We must call upon you to admire the appearance of the travellers’ bungalows in this part of the country. You will see in them much to appreciate if you are well acquainted with Bombay India. Here they are cleanly looking, substantially built, tiled or thatched tenements, with accommodation sufficient for two families, good furniture, at least as far as a table, a couch, and a chair, go, outhouses for your servants, and an excellent verandah for yourself. There you may remember, with a touch of the true meminisse juvat feeling, certain dirty ill-built ruinous roadside erections, tenanted by wasps and hornets, with broken seats, tottering tables, and populous bedsteads, for the use of which, moreover, you were mulcted at the rate of a rupee a day. The result of the comparison will be that the “Benighted Land,”[140] in this point at least, rises prodigiously in your estimation.

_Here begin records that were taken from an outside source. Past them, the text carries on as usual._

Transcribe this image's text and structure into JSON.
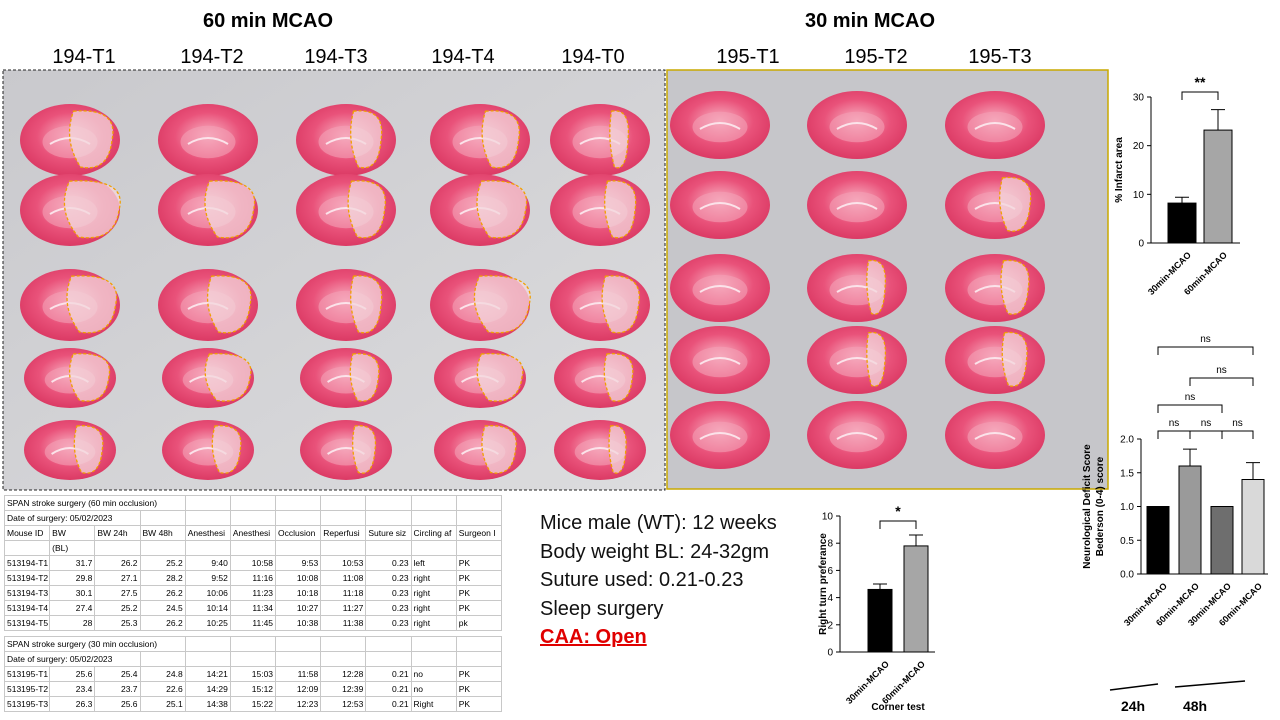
{
  "headers": [
    {
      "title": "60 min MCAO",
      "labels": [
        "194-T1",
        "194-T2",
        "194-T3",
        "194-T4",
        "194-T0"
      ]
    },
    {
      "title": "30 min MCAO",
      "labels": [
        "195-T1",
        "195-T2",
        "195-T3"
      ]
    }
  ],
  "tables": [
    {
      "title": "SPAN stroke surgery (60 min occlusion)",
      "date": "Date of surgery: 05/02/2023",
      "header": [
        "Mouse ID",
        "BW",
        "BW 24h",
        "BW 48h",
        "Anesthesi",
        "Anesthesi",
        "Occlusion",
        "Reperfusi",
        "Suture siz",
        "Circling af",
        "Surgeon I"
      ],
      "subheader": "(BL)",
      "rows": [
        [
          "513194-T1",
          "31.7",
          "26.2",
          "25.2",
          "9:40",
          "10:58",
          "9:53",
          "10:53",
          "0.23",
          "left",
          "PK"
        ],
        [
          "513194-T2",
          "29.8",
          "27.1",
          "28.2",
          "9:52",
          "11:16",
          "10:08",
          "11:08",
          "0.23",
          "right",
          "PK"
        ],
        [
          "513194-T3",
          "30.1",
          "27.5",
          "26.2",
          "10:06",
          "11:23",
          "10:18",
          "11:18",
          "0.23",
          "right",
          "PK"
        ],
        [
          "513194-T4",
          "27.4",
          "25.2",
          "24.5",
          "10:14",
          "11:34",
          "10:27",
          "11:27",
          "0.23",
          "right",
          "PK"
        ],
        [
          "513194-T5",
          "28",
          "25.3",
          "26.2",
          "10:25",
          "11:45",
          "10:38",
          "11:38",
          "0.23",
          "right",
          "pk"
        ]
      ]
    },
    {
      "title": "SPAN stroke surgery (30 min occlusion)",
      "date": "Date of surgery: 05/02/2023",
      "rows": [
        [
          "513195-T1",
          "25.6",
          "25.4",
          "24.8",
          "14:21",
          "15:03",
          "11:58",
          "12:28",
          "0.21",
          "no",
          "PK"
        ],
        [
          "513195-T2",
          "23.4",
          "23.7",
          "22.6",
          "14:29",
          "15:12",
          "12:09",
          "12:39",
          "0.21",
          "no",
          "PK"
        ],
        [
          "513195-T3",
          "26.3",
          "25.6",
          "25.1",
          "14:38",
          "15:22",
          "12:23",
          "12:53",
          "0.21",
          "Right",
          "PK"
        ]
      ]
    }
  ],
  "notes": [
    "Mice male (WT): 12 weeks",
    "Body weight BL: 24-32gm",
    "Suture used: 0.21-0.23",
    "Sleep surgery",
    "CAA: Open"
  ],
  "chart_data": [
    {
      "type": "bar",
      "ylabel": "% Infarct area",
      "categories": [
        "30min-MCAO",
        "60min-MCAO"
      ],
      "values": [
        8.2,
        23.2
      ],
      "errors": [
        1.2,
        4.2
      ],
      "colors": [
        "#000000",
        "#a6a6a6"
      ],
      "ylim": [
        0,
        30
      ],
      "yticks": [
        0,
        10,
        20,
        30
      ],
      "annotations": [
        "**"
      ]
    },
    {
      "type": "bar",
      "ylabel": "Right turn preferance",
      "xlabel": "Corner test",
      "categories": [
        "30min-MCAO",
        "60min-MCAO"
      ],
      "values": [
        4.6,
        7.8
      ],
      "errors": [
        0.4,
        0.8
      ],
      "colors": [
        "#000000",
        "#a6a6a6"
      ],
      "ylim": [
        0,
        10
      ],
      "yticks": [
        0,
        2,
        4,
        6,
        8,
        10
      ],
      "annotations": [
        "*"
      ]
    },
    {
      "type": "bar",
      "ylabel": [
        "Neurological Deficit Score",
        "Bederson (0-4) score"
      ],
      "categories": [
        "30min-MCAO",
        "60min-MCAO",
        "30min-MCAO",
        "60min-MCAO"
      ],
      "groups": [
        "24h",
        "48h"
      ],
      "values": [
        1.0,
        1.6,
        1.0,
        1.4
      ],
      "errors": [
        0,
        0.25,
        0,
        0.25
      ],
      "colors": [
        "#000000",
        "#9a9a9a",
        "#6e6e6e",
        "#d9d9d9"
      ],
      "ylim": [
        0,
        2
      ],
      "yticks": [
        {
          "value": 0,
          "label": "0.0"
        },
        {
          "value": 0.5,
          "label": "0.5"
        },
        {
          "value": 1,
          "label": "1.0"
        },
        {
          "value": 1.5,
          "label": "1.5"
        },
        {
          "value": 2,
          "label": "2.0"
        }
      ],
      "annotations": [
        "ns",
        "ns",
        "ns",
        "ns",
        "ns",
        "ns"
      ]
    }
  ]
}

A siesta after breakfast, and a book, or any such passe-temps, when you awake, bring you on towards sunset. You may now, if so inclined, start for an hour’s constitutional, followed by a servant carrying your gun, and keep your hand in by knocking down a few of the old kites that are fighting with the Pariah dogs for their scanty meal of offals, or you may try to bag one or two of the jungle cocks, whose crowing resounds from the neighbouring brakes.
Dinner! lovely word in English ears, unlovely thing—hereabouts—for English palate. The beer is sure to be lukewarm, your vegetables deficient, and your meat tough, in consequence of its having lost vitality so very lately.
You must take the trouble, if you please, of personally superintending the departure of your domestics. And this you will find no easy task. The men who have charge of the carts never return with their cattle at the hour appointed, and, when at last they do, there is not a box packed, and probably half your people are wandering about the bazaar. At length, with much labour, you manage to get things somewhat in order, witness with heartfelt satisfaction the first movement of the unwieldy train, and retire to the bungalow for the purpose of getting through the evening, with the assistance of tea, and any other little “distractions” your imagination may suggest.
Before retiring to rest you might as well look to the priming and position of your pistols. Otherwise you may chance to be visited by certain animals, even more troublesome than sand-flies and white ants. A little accident of the kind happened to us at Waniacollum, a village belonging to some Nair Rajah, whose subjects are celebrated for their thievish propensities. About midnight, the soundness of our slumbers was disturbed by the uninvited presence of some half-a-dozen black gentry, who were gliding about the room with the stealthy tread of so many wild cats in purissimis naturalibus, with the exception of an outside coating of cocoanut oil. One individual had taken up a position close to our bedside, with so very long a knife so very near our jugular region, that we judged it inexpedient in the extreme to excite him by any display of activity; so, closing our eyes, we slept heavily till our visitors thought proper to depart.